By Serdar Yegulalp on 2013-07-11 10:00:00-04:00 No comments
The arguments over Man of Steel have brought me back to an old standby about art: we forgive whatever it is that grabs us by the heart. The tighter the grip, the more we forgive.
I know I'm like this. I forgive Mack truck-sized plot holes if something that ensnares me emotionally from the git-go. But if I'm unensnared, then I have all the more freedom within myself to look back over my shoulder and mutter, "Well, this didn't make sense, and that didn't make sense," and before long the whole sweater has unraveled from having that one thread tugged.

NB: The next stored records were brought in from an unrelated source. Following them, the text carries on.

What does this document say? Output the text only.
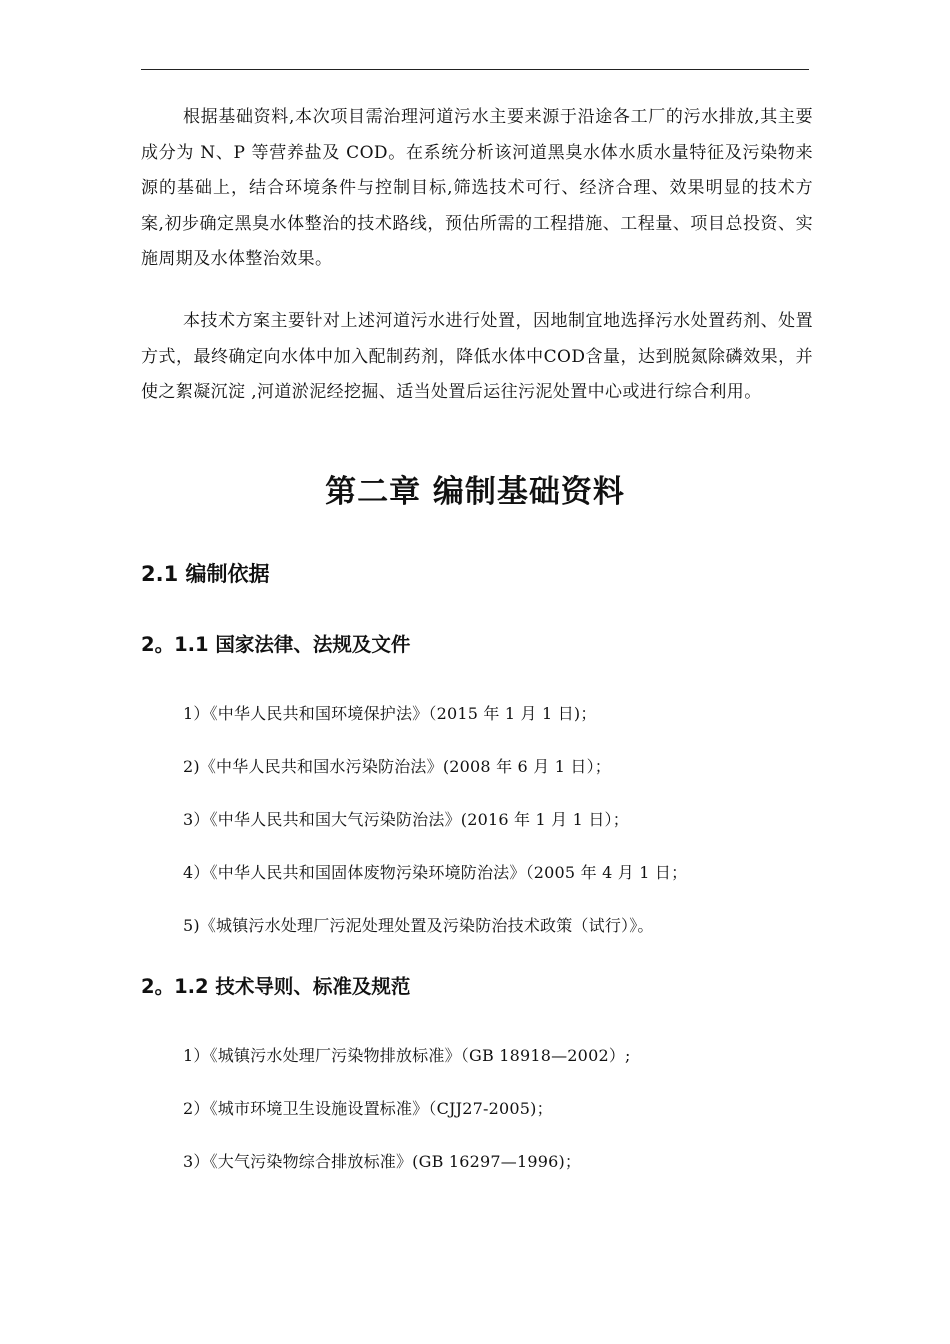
根据基础资料,本次项目需治理河道污水主要来源于沿途各工厂的污水排放,其主要成分为 N、P 等营养盐及 COD。在系统分析该河道黑臭水体水质水量特征及污染物来源的基础上，结合环境条件与控制目标,筛选技术可行、经济合理、效果明显的技术方案,初步确定黑臭水体整治的技术路线，预估所需的工程措施、工程量、项目总投资、实施周期及水体整治效果。

本技术方案主要针对上述河道污水进行处置，因地制宜地选择污水处置药剂、处置方式，最终确定向水体中加入配制药剂，降低水体中COD含量，达到脱氮除磷效果，并使之絮凝沉淀 ,河道淤泥经挖掘、适当处置后运往污泥处置中心或进行综合利用。

第二章 编制基础资料
2.1 编制依据
2。1.1 国家法律、法规及文件
1）《中华人民共和国环境保护法》（2015 年 1 月 1 日)；
2)《中华人民共和国水污染防治法》(2008 年 6 月 1 日）；
3）《中华人民共和国大气污染防治法》(2016 年 1 月 1 日）；
4）《中华人民共和国固体废物污染环境防治法》（2005 年 4 月 1 日；
5)《城镇污水处理厂污泥处理处置及污染防治技术政策（试行）》。
2。1.2 技术导则、标准及规范
1）《城镇污水处理厂污染物排放标准》（GB 18918—2002）;
2）《城市环境卫生设施设置标准》（CJJ27-2005)；
3）《大气污染物综合排放标准》(GB 16297—1996)；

When that particular ball gets rolling, get out from under it lest you hanker to be tomato paste. Oldboy has some fairly preposterous plot developments late in the film, but by that time the film has latched its teeth around your ankle so firmly, you're inclined not to budge. On the other hand, think about the last dim-witted straight-to-video thriller you suffered through: you couldn't be compelled to care about anything going on, and so any degree of preposterousness on the part of the film is met from the gut with derision. It becomes automatic. Suspension of disbelief begins with the heart and the gut, not the head.
This might explain why SF gets so top-heavy with explanations sometimes: it's compulsive compensation for the fact that we're often just not emotionally engaged. Why that happens, I have my own theories: most often it's because the creator in question just doesn't have the chops to do emotional engagement properly.

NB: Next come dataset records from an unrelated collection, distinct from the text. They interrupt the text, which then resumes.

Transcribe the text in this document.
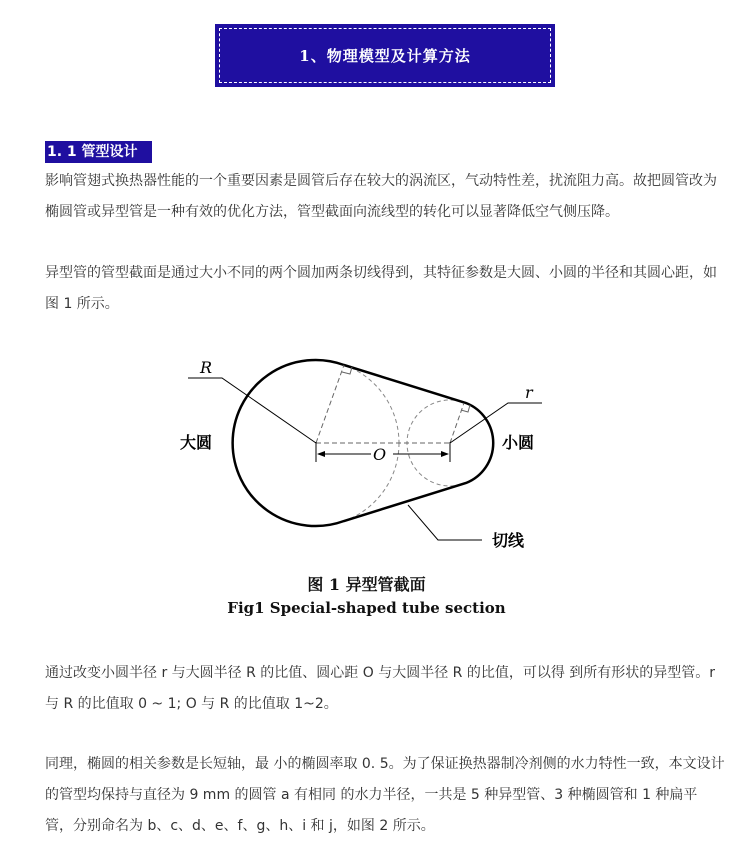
1、物理模型及计算方法
1. 1 管型设计

影响管翅式换热器性能的一个重要因素是圆管后存在较大的涡流区，气动特性差，扰流阻力高。故把圆管改为椭圆管或异型管是一种有效的优化方法，管型截面向流线型的转化可以显著降低空气侧压降。

异型管的管型截面是通过大小不同的两个圆加两条切线得到，其特征参数是大圆、小圆的半径和其圆心距，如图 1 所示。

R
r
O
切线
大圆	小圆
图 1 异型管截面
Fig1 Special-shaped tube section

通过改变小圆半径 r 与大圆半径 R 的比值、圆心距 O 与大圆半径 R 的比值，可以得 到所有形状的异型管。r 与 R 的比值取 0 ~ 1; O 与 R 的比值取 1~2。

同理，椭圆的相关参数是长短轴，最 小的椭圆率取 0. 5。为了保证换热器制冷剂侧的水力特性一致，本文设计的管型均保持与直径为 9 mm 的圆管 a 有相同 的水力半径，一共是 5 种异型管、3 种椭圆管和 1 种扁平管，分别命名为 b、c、d、e、f、g、h、i 和 j，如图 2 所示。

When I heard that Guillermo del Toro had come up with all these detailed explanations in Pacific Rim for why they were doing everything — why send giant robots to fight monsters? — I wondered if this was slightly to the left of the point. A movie of that level of absurdity might work better if you don't bog it down trying to explain anything, because of the way explanations work on fans like cookies on the proverbial mouse. Give them one explanation, and all that does is give them an excuse to ask the next question.
So perhaps GdT was probably doing all that as his way of telling all the people with the built-in fanbase for the film, "Shush, you. You gripe all the time about how this stuff doesn't make sense; now you have one less thing to complain about. Happy?" I plan on seeing the film, in no small part to determine how well that particular strategy worked.